All children born in Thailand, regardless of their ethnicities, must be registered at a district office to obtain their Birth Certificates, the very first official documents issued by the government which indicate whom they descend from and confirm their identity. Birth Certificates are the passes to their entitled lawful rights.
Unfortunately, according to the survey data from the National Statistical Office, it is found that quite a number of children are without Birth Certificates, especially as many as 79% of migrant children. This is because their mothers or caregivers are not aware that they need to bring the Medical Birth Certificates issued by the hospital to obtain the Birth Certificates from the district office. As a result, these children end up having neither access to the government’s medical, educational or other services nor protection of their basic rights. This leads to their deprivation of opportunities for self-development in all dimensions. Even worse, they may fall prey to human trafficking and exploitation due to the absence of the identification document.
World Vision Foundation of Thailand, with budget support from European Union, has carried out Empowering Civil Society Organizations for the Protection of Migrant Children (ECPMC) Project in 3 districts of 3 provinces – Mueang district of Ranong province, Mueang district of Chumphon province and Mae Sot district of Tak province. The focus is to raise the awareness among migrants and support them to have understanding about the importance of children’s entitled basic rights, as well as to promote birth registration of migrant children.
“I have served as the interpreter at Pak Khlong Sub-district Health Promotion Hospital,” said Joseph, a 38-year-old Migrant Health Volunteer of ECPMC Project in Ranong as he started to elaborate on his responsibilities. “I also educate Myanmar women who come to receive antenatal care, as well as other patients, on the process of obtaining a Birth Certificate and the benefits from it.”
Each day Joseph, along with other Migrants Health Volunteers, gives suggestions and consultations to an average of 20 Myanmar labors who come to receive services at the sub-district health promotion hospital. Sunda is among them. She has got the information she had never received before on her antenatal visit, due to the efforts of these Migrant Health Volunteers. She articulated, “I’m glad that someone realizes the importance of this. I’ve become aware of the importance of the Birth Certificate. I want my kid to have a good life and good education.”
Not only migrants who have been benefited from the clarification about Birth Certificate, but the work of staff at the sub-district health promotion hospital has also gone smoother with the help from ECPMC Project Migrant Health Volunteers. Sompong Chai-narong, the Director of Pak Khlong Sub-district Health Promotion Hospital said in a rejoice, “The interpreters have helped us a lot.
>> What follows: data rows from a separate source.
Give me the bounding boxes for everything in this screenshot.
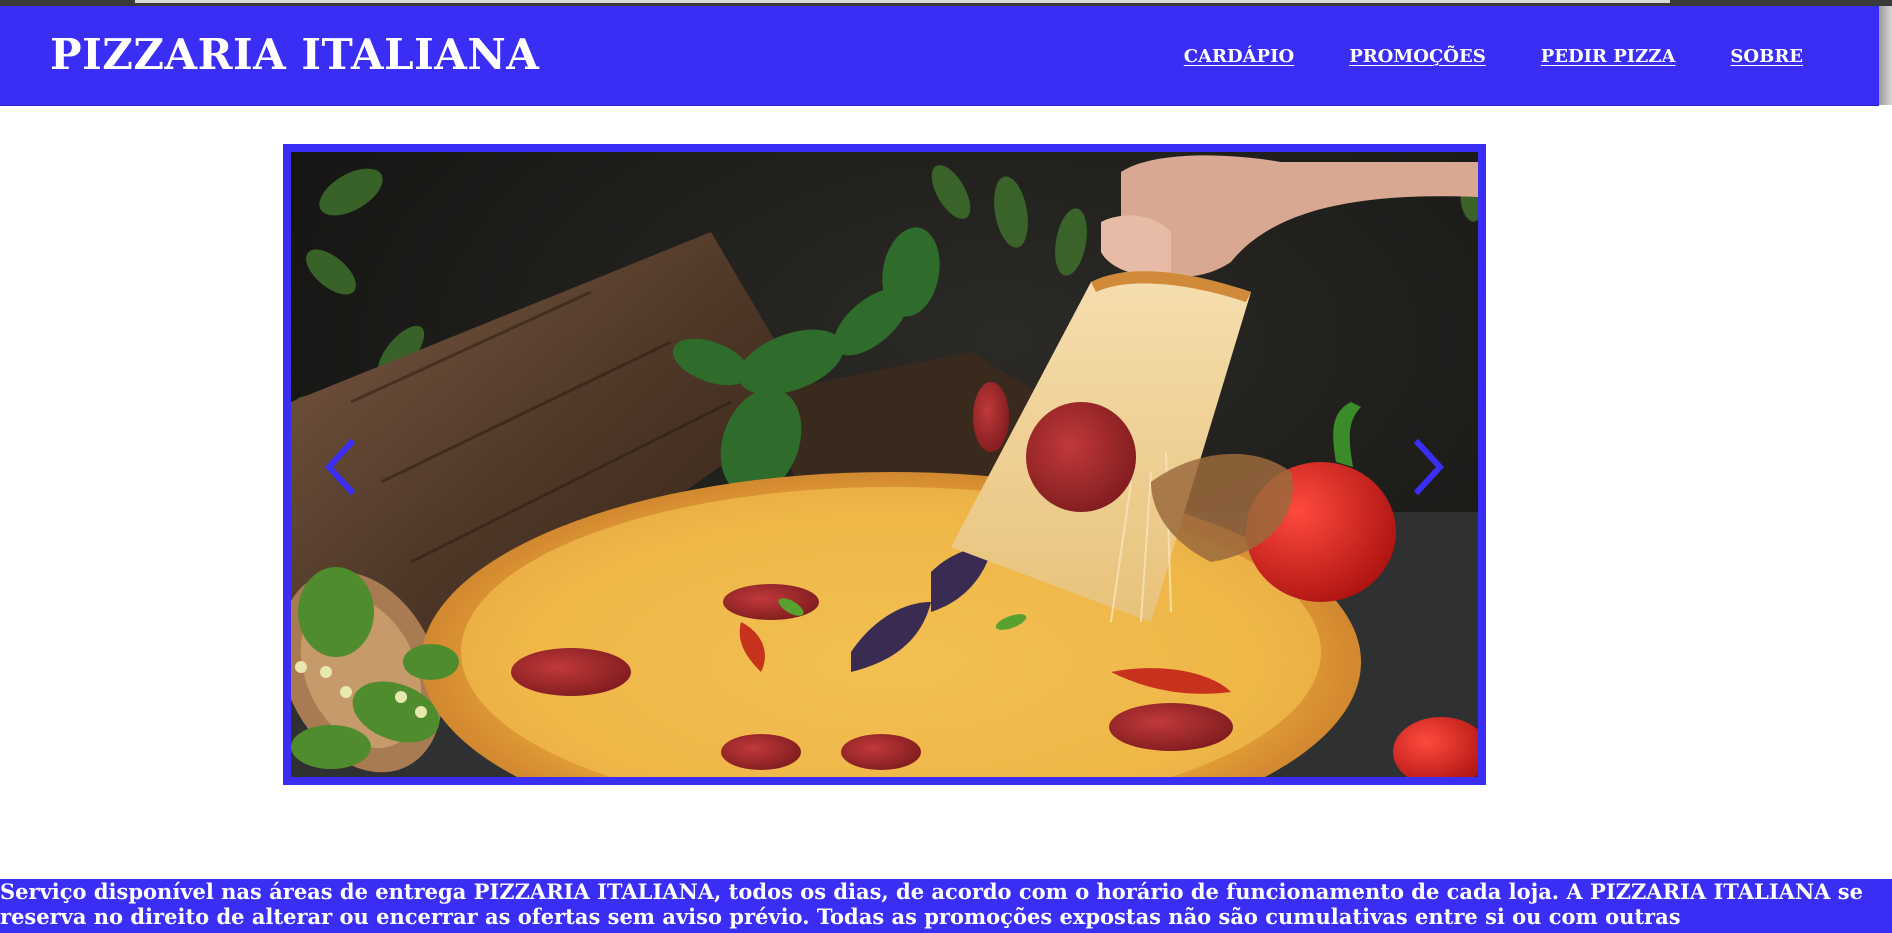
brand-title[interactable]: PIZZARIA ITALIANA [50,30,539,80]
browser-top-highlight [135,0,1670,3]
hero-carousel [283,144,1486,785]
carousel-slide-image [291,152,1478,777]
carousel-next-button[interactable] [1406,437,1450,497]
nav-link-promocoes[interactable]: PROMOÇÕES [1349,46,1486,67]
window-edge-shadow [1879,6,1892,105]
footer-notice: Serviço disponível nas áreas de entrega … [0,879,1892,933]
site-header: PIZZARIA ITALIANA CARDÁPIO PROMOÇÕES PED… [0,6,1879,106]
main-nav: CARDÁPIO PROMOÇÕES PEDIR PIZZA SOBRE [1184,46,1803,67]
nav-link-pedir-pizza[interactable]: PEDIR PIZZA [1541,46,1676,67]
chevron-right-icon [1413,438,1445,496]
footer-notice-text: Serviço disponível nas áreas de entrega … [0,879,1863,929]
nav-link-cardapio[interactable]: CARDÁPIO [1184,46,1294,67]
carousel-prev-button[interactable] [319,437,363,497]
nav-link-sobre[interactable]: SOBRE [1730,46,1803,67]
chevron-left-icon [324,438,356,496]
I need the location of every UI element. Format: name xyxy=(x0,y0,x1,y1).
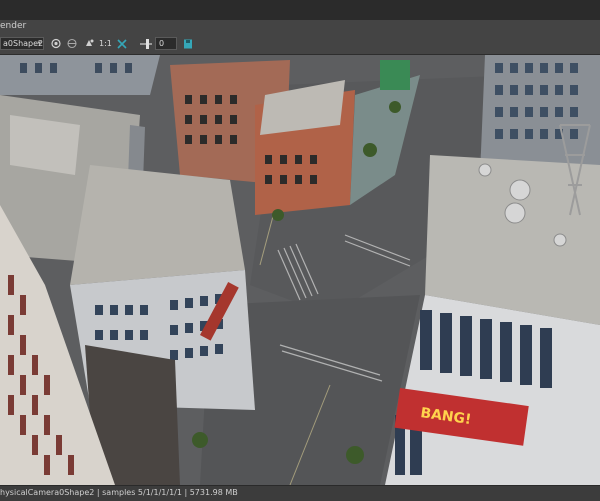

It was quite hectic earlier as we needed to ask the other patients who understood Thai language to help translate.”
Besides, ECPMC Project Migrant Health Volunteers also have the responsibility to conduct 1-3 sessions of training to provide knowledge on Birth Certificate in the migrant community on a monthly basis at the Community Primary Health Care Center. They also give consultations to migrants whose children do not have Birth Certificates.
“I would like to help my fellow Myanmar people, so that they don’t need to buy medicine by themselves when they get sick as it is not safe. And I want Myanmar children get to go to school,” said Joseph, who has graduated with a Bachelor’s Degree in English language, explaining his reason of joining ECPMC Project.